L’Autoporto nasce con l’obiettivo di intercettare il traffico pesante fuori dal centro abitato, alleggerendo la pressione sull’area portuale e contribuendo anche alla tutela della Riserva delle Saline. La struttura punta inoltre a trasformare Trapani in un hub logistico intermodale capace di rispondere all’aumento dei flussi commerciali previsti entro il 2030 e il 2035. Il progetto arriva dopo lo stop imposto nella primavera dello scorso anno dal Demanio regionale su parte delle aree originariamente pianificate, a seguito della destinazione strategica promossa dallo Stato Maggiore della Difesa nella cosiddetta “zona rossa”. Fondamentale, viene ricordato dall’amministrazione, il lavoro svolto nella precedente legislatura per il riconoscimento della ZES, anche grazie all’impegno dell’ex assessore Andreana Patti.

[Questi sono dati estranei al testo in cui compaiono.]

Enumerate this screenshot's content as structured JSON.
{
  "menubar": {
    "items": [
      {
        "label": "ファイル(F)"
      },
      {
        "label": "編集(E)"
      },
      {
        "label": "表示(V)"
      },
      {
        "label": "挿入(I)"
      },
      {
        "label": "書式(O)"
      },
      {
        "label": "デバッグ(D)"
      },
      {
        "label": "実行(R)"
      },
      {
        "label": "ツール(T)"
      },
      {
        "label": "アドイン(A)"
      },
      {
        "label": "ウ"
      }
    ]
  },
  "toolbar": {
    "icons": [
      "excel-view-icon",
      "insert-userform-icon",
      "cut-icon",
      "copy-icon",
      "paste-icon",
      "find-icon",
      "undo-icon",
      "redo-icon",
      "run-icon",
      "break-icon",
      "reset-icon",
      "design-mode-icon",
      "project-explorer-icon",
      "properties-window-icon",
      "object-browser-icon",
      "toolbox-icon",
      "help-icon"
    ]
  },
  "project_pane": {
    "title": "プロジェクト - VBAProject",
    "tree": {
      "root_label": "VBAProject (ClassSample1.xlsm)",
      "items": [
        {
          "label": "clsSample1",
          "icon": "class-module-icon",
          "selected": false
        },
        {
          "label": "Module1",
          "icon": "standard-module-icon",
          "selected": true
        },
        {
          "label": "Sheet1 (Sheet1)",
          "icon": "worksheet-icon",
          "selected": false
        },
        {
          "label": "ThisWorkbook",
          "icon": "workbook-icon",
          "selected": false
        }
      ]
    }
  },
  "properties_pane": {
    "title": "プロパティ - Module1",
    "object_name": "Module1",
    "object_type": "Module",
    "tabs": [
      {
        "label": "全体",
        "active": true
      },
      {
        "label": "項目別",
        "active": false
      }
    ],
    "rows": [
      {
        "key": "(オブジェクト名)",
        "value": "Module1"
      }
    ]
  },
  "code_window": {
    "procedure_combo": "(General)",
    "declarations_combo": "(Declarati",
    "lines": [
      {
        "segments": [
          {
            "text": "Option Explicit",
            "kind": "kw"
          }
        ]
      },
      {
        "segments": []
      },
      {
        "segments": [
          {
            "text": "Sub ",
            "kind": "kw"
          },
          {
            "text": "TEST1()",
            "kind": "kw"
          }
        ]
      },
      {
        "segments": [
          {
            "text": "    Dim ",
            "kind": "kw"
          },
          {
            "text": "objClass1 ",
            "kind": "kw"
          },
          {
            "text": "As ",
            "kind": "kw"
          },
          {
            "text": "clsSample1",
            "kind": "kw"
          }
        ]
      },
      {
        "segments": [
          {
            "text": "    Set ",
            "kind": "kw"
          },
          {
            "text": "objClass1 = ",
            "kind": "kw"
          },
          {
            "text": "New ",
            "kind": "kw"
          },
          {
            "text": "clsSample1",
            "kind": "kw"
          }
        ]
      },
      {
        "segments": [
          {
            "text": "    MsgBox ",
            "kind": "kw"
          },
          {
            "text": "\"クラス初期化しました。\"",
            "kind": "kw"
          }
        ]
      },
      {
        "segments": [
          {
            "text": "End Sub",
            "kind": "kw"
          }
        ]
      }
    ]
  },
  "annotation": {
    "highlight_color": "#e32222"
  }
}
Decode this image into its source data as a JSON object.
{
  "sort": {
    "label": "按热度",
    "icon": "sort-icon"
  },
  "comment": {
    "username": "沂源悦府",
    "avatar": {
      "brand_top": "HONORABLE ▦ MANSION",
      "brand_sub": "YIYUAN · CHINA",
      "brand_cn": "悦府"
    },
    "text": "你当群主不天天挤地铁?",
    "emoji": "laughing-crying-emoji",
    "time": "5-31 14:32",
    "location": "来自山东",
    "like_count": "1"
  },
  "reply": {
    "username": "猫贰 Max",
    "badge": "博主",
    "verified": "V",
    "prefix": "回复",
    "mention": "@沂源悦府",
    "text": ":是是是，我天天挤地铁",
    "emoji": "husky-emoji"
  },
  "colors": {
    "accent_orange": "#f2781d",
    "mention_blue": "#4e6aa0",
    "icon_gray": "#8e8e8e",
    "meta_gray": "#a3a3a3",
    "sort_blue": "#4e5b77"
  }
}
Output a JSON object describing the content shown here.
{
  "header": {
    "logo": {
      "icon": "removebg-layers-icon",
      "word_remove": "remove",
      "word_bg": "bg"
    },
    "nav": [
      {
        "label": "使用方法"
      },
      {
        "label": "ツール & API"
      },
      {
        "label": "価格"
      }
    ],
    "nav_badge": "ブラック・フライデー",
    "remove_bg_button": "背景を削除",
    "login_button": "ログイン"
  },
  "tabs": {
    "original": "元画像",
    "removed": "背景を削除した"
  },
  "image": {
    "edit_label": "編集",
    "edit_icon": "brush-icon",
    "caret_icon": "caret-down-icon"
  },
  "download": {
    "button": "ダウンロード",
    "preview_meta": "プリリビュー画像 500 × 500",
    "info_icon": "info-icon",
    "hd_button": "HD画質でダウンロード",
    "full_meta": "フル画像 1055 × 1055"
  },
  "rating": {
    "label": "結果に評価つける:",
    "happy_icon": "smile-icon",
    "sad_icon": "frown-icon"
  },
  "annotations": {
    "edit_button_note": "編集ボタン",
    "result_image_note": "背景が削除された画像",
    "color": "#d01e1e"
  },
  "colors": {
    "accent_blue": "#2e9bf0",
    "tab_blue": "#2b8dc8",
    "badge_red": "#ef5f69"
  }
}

Una svolta per la mobilità

La definizione del progetto esecutivo dell’Autoporto rappresenta una svolta storica per la mobilità e lo sviluppo economico di Trapani”, dichiarano il sindaco Giacomo Tranchida e l’assessore alla pianificazione Giuseppe Pellegrino. “Con questa infrastruttura andiamo finalmente a rispondere a una necessità manifestata da tempo: allontanare il traffico pesante dal centro abitato, ridurre l’intasamento delle aree vicine al porto e migliorare la qualità della vita dei cittadini”. Secondo l’amministrazione comunale, il nuovo Autoporto offrirà anche servizi avanzati agli autotrasportatori, integrando il trasporto strada-mare e proiettando Trapani come punto di riferimento logistico nel Mediterraneo.

Cosa prevede l’autoporto

Il layout dell’infrastruttura sarà suddiviso in due macro-aree collegate da un ponte di 12 metri. L’Area A1 ospiterà la sede amministrativa dell’ente gestore attraverso il recupero di un edificio esistente e di una tettoia in acciaio. L’Area A2 costituirà invece il cuore operativo dell’Autoporto, con un grande piazzale dotato di 85 stalli per Tir, un magazzino merci di 500 metri quadrati e una zona predisposta per il rifornimento dei mezzi. Prevista inoltre l’installazione di 30 colonnine elettriche dedicate ai camion, un impianto di pesatura per mezzi pesanti e un’area ristoro moderna con ristorante e mensa da oltre 170 posti complessivi, oltre a docce e spogliatoi per gli operatori.

Sostenibilità ambientale

Grande attenzione è stata riservata anche alla sostenibilità ambientale. Gli edifici saranno realizzati a una sola elevazione e gli ulivi presenti nell’area verranno ripiantumati nelle nuove zone verdi. L’intero sito sarà inoltre protetto da un sistema di videosorveglianza a circuito chiuso. Strategica anche la posizione dell’opera, grazie alla vicinanza con l’autostrada A29 e alla prospettiva di un futuro collegamento ferroviario, elementi che rafforzano il ruolo dell’Autoporto come nodo centrale della logistica intermodale siciliana. Per quanto riguarda la gestione della struttura, il Comune ha già individuato un modello basato sull’affidamento in concessione a operatori economici specializzati nella gestione di servizi logistici e piattaforme intermodali, attraverso procedure pubbliche previste dalla normativa vigente.